La bière artisanale a depuis connu un boom économique. Les IPA (pour India Pale Ale, un type de bière à haute fermentation et à l’amertume prononcée) se trouvent désormais à la pression de tous les bars ou presque. Le nombre de microbrasseries françaises a plus que triplé, et certains brasseurs signent sans sourciller avec les majors du secteur – comme Gallia, à Pantin, racheté par Heineken en 2021. La Brasserie du Grand Paris se tient quant à elle à bonne distance de la grande distribution après une incartade infructueuse avec une chaîne de supermarchés français. «Une contorsion avec nos valeurs», regrette le patron, qui insiste sur l’importance du travail de conseil et de vente fait par les magasins spécialisés. L’implantation en Seine-Saint-Denis, «ni trop loin ni trop près de Paris», suit la même logique : produire local et «vendre au coin de la rue», en réduisant le nombre d’intermédiaires.
Sans renier les valeurs qu’elle affiche – «faire de la bonne bière» et ne pas s’interdire «d’être clivants» sur les saveurs –, la Brasserie du Grand Paris compte aujourd’hui neuf salariés qui produisent environ 5 000 hectolitres (500 000 litres) par an. Si tout se passe bien, les patrons pensent pouvoir doubler la production en continuant à se passer de la grande distribution.
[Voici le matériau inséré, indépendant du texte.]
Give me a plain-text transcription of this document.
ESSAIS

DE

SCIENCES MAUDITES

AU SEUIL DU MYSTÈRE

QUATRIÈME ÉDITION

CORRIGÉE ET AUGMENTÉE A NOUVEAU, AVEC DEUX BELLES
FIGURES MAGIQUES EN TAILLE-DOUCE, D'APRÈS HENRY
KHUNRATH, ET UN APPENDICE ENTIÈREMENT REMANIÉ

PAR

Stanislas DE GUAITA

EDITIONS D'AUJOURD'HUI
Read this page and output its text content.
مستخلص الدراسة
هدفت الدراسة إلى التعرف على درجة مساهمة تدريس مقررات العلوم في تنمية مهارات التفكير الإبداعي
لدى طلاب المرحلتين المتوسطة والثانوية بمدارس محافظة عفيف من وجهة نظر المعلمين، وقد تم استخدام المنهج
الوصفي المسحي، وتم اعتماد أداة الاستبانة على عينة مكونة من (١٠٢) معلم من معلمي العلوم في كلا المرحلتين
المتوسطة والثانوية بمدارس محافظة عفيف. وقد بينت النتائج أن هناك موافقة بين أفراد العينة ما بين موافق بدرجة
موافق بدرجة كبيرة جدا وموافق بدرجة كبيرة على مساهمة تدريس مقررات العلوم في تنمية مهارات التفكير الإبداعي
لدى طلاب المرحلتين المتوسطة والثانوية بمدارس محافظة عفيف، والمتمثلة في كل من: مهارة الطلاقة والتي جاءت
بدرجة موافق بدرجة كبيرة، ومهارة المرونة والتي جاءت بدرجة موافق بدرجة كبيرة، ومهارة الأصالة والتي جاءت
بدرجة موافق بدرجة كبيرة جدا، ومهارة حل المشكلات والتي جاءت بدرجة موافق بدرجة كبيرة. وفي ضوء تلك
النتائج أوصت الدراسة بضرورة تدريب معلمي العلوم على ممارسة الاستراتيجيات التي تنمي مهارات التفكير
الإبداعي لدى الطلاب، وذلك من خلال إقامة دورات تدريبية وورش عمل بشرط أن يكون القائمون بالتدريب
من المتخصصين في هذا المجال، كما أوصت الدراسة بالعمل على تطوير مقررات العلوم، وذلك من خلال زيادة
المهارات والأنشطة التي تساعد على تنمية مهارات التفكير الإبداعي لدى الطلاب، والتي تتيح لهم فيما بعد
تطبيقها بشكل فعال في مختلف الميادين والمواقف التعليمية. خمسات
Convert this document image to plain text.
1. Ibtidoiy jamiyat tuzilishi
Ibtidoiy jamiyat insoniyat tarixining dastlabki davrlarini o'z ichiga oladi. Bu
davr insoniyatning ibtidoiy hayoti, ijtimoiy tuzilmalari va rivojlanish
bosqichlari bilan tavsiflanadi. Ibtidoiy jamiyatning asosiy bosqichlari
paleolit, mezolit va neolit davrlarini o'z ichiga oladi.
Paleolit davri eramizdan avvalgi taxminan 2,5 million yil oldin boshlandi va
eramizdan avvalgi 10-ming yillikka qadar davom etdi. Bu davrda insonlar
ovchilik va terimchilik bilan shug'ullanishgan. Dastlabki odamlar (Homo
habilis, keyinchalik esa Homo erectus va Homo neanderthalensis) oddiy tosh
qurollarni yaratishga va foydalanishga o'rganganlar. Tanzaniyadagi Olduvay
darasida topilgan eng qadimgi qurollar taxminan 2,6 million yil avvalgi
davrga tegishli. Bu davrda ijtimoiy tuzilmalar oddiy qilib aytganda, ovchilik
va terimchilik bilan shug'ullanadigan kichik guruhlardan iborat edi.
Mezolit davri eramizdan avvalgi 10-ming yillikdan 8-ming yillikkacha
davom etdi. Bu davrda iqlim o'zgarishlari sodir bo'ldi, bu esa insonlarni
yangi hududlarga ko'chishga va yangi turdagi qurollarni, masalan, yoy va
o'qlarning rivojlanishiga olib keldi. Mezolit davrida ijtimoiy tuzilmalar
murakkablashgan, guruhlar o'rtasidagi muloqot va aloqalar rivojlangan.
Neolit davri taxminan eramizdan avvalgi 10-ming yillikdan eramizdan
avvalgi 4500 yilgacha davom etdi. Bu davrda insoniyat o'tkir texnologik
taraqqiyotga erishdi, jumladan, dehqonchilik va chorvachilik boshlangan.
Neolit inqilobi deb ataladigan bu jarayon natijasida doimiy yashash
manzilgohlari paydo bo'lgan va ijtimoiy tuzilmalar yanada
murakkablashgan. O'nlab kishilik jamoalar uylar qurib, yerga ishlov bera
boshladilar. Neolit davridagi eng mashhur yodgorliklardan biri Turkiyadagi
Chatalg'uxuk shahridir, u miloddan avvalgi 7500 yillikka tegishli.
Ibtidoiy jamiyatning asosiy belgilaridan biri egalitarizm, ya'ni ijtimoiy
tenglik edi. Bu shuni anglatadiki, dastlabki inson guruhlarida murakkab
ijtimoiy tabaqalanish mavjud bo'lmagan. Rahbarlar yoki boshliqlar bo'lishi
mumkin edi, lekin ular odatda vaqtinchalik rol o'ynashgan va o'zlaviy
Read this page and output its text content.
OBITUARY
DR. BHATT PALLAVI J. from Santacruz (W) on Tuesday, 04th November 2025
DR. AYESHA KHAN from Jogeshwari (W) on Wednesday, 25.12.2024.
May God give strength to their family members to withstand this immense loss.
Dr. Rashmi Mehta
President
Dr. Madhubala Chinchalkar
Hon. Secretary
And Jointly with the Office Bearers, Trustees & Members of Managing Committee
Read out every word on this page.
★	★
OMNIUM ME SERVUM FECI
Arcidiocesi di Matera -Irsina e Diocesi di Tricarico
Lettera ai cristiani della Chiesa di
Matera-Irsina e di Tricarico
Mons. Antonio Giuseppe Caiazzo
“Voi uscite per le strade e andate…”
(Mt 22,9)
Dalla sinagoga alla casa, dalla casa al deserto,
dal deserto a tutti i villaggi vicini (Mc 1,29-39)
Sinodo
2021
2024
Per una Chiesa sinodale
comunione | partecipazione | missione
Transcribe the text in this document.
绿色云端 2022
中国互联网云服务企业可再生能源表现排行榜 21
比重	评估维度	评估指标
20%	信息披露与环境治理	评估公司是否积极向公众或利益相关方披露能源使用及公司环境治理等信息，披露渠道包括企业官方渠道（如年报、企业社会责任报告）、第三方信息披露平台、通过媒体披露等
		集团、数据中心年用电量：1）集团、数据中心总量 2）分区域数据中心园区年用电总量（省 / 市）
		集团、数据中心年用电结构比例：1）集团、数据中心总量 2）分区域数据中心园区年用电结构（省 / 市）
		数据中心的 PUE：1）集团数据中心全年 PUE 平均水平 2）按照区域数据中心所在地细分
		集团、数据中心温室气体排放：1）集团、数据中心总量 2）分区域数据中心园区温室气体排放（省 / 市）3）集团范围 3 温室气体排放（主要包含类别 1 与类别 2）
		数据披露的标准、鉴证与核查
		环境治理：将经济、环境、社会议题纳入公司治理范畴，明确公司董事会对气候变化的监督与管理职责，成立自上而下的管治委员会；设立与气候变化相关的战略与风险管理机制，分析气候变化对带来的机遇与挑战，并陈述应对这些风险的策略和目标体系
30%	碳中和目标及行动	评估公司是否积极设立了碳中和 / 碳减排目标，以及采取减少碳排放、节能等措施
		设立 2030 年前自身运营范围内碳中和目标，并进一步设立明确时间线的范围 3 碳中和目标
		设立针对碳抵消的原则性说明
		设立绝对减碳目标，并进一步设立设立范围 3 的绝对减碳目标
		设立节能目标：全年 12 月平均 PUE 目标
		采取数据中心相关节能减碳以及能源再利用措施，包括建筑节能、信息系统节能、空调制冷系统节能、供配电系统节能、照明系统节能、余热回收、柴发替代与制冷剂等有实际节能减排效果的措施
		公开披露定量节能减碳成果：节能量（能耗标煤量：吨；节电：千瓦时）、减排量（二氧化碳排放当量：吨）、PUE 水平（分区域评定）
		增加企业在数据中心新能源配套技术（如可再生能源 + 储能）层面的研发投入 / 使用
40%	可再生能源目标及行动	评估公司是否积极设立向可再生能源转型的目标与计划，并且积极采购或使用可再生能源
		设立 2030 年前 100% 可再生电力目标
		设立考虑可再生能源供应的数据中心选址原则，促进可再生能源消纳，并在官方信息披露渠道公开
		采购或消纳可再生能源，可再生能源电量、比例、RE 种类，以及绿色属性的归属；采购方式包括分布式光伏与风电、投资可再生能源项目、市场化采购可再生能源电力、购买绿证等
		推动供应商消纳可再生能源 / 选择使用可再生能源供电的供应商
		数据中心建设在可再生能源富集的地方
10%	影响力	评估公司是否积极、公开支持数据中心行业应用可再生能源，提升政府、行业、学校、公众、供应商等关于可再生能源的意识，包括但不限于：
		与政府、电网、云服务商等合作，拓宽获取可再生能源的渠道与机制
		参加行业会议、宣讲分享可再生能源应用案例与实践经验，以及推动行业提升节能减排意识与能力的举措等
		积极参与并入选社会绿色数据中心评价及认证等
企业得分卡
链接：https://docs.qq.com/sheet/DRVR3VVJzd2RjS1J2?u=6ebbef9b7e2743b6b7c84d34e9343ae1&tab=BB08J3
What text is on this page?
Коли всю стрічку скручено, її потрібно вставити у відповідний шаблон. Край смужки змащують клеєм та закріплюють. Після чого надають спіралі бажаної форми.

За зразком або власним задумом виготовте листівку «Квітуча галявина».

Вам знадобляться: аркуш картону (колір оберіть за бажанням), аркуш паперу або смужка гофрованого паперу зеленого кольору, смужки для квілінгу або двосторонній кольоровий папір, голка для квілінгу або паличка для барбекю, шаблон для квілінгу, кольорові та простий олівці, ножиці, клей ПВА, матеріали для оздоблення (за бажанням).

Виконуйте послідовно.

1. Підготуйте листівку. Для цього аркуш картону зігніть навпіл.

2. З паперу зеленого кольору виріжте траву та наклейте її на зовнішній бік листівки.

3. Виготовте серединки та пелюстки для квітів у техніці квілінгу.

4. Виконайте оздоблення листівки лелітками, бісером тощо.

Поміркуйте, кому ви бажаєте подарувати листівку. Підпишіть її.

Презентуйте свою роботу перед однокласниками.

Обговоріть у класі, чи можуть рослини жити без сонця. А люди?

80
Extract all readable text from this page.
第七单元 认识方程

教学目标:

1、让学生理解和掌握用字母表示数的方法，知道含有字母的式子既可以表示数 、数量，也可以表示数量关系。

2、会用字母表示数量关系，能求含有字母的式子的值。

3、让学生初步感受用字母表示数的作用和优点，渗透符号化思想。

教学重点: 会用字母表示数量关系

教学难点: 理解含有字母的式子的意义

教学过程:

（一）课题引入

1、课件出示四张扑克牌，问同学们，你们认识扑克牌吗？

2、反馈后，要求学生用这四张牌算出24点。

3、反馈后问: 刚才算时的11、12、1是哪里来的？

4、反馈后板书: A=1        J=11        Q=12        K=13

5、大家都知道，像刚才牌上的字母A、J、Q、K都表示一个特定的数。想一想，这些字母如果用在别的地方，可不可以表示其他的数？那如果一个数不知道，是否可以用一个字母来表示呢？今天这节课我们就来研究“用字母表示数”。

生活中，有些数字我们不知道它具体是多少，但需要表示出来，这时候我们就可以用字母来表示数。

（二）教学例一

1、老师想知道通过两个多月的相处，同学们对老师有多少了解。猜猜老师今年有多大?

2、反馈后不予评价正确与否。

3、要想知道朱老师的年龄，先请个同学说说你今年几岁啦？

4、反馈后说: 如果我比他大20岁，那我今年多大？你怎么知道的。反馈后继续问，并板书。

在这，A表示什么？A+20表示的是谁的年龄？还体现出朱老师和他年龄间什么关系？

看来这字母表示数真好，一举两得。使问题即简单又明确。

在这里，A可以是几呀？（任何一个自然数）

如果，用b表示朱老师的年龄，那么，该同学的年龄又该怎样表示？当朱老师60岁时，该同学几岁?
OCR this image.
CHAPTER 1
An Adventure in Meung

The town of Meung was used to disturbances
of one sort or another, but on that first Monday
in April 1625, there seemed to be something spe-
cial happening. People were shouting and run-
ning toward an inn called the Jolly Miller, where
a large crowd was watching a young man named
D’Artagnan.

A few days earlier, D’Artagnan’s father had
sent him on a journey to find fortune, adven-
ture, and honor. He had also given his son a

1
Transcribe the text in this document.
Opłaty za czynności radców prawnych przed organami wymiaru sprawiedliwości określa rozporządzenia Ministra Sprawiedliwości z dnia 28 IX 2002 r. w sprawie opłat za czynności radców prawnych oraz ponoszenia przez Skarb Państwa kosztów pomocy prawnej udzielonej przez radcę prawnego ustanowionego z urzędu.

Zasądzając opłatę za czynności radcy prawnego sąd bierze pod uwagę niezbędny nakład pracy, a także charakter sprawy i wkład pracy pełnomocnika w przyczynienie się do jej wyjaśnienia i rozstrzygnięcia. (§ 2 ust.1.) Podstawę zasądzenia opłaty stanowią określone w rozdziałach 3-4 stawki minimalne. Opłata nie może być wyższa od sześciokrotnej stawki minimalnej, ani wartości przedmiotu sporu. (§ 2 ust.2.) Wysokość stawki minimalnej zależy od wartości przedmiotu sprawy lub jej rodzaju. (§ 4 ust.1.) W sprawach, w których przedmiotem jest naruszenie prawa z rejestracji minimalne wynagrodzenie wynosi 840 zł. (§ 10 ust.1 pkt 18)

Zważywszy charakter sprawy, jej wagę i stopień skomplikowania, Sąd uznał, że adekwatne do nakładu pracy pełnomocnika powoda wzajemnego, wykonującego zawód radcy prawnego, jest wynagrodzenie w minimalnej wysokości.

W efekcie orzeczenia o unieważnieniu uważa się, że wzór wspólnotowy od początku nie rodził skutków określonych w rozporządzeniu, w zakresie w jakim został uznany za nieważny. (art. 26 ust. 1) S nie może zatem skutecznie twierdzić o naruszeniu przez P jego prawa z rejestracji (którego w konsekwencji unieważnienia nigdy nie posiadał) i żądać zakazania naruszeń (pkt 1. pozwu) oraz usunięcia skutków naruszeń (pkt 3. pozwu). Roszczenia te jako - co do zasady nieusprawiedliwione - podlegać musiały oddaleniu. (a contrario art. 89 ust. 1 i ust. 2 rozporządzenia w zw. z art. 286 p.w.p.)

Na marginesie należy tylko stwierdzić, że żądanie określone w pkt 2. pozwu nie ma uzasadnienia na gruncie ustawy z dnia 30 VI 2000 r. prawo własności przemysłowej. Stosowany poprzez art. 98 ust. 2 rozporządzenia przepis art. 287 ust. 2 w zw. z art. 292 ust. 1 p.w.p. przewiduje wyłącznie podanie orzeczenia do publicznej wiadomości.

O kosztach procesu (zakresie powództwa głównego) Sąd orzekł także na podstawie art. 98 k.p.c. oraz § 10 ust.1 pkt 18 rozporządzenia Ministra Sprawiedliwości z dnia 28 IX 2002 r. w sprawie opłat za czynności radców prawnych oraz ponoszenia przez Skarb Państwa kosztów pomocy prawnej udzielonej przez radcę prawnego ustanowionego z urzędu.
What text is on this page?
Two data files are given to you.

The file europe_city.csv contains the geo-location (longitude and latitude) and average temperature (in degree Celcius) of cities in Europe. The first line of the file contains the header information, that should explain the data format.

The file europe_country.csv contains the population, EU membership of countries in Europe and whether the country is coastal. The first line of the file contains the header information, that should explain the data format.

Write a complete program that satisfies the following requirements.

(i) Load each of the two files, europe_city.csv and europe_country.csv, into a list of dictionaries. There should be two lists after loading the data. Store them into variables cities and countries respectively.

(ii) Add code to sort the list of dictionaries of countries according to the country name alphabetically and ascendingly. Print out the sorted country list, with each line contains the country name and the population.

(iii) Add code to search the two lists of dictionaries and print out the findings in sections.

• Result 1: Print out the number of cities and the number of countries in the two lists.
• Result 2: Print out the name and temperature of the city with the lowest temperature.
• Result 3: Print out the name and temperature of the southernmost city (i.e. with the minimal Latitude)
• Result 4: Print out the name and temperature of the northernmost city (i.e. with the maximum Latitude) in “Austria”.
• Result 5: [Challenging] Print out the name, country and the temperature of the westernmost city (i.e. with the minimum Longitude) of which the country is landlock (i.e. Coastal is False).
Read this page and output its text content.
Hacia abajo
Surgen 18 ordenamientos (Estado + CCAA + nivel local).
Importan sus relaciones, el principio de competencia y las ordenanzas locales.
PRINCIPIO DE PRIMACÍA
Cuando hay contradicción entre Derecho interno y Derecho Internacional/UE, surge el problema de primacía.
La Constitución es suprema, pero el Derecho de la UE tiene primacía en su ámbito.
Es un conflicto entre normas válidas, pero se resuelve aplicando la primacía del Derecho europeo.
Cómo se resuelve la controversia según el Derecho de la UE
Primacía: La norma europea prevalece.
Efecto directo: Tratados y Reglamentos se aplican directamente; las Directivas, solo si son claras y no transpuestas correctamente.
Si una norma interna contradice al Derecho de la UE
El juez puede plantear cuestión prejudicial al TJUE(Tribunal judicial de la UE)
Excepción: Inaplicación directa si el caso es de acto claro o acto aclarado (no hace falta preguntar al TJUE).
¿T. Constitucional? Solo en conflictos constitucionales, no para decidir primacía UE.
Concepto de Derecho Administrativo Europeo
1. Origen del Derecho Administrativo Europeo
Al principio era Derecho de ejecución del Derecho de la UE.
Ils appellent pour cela de leurs vœux une révolution des goûts, dans laquelle concurrence ne serait qu’émulation : «Le rêve, ce serait que chaque ville en France ait sa microbrasserie.»
Brasserie du Grand Paris, 103 rue Charles Michels, 93200 Saint-Denis.
Chronique «la Tireuse»
Le choix de «la Tireuse»
Une bière de la Brasserie du Grand Paris se regarde autant qu’elle se boit, les étiquettes étant si jolies que mettre une bouteille à la benne brise parfois le cœur. Là, on prend un ballon dirigeable qui nous fait penser à Jules Verne. Il chemine vraisemblablement vers le soleil, puisque cette canette d’East Coast IPA est fruitée comme pas possible. Ou comment une mousse peut être à la fois une bière de soif et tout en complexité. C’est en même temps le dessein des versions «Est», au contraire de leurs grandes sœurs de l’«Ouest», souvent bien plus fortes en amertume. Mission accomplie pour les Dionysiens. East Coast IPA de la Brasserie du Grand Paris, 3 euros la bouteille à la boutique de la brasserie, livrée en canettes dans toute la France sous peu.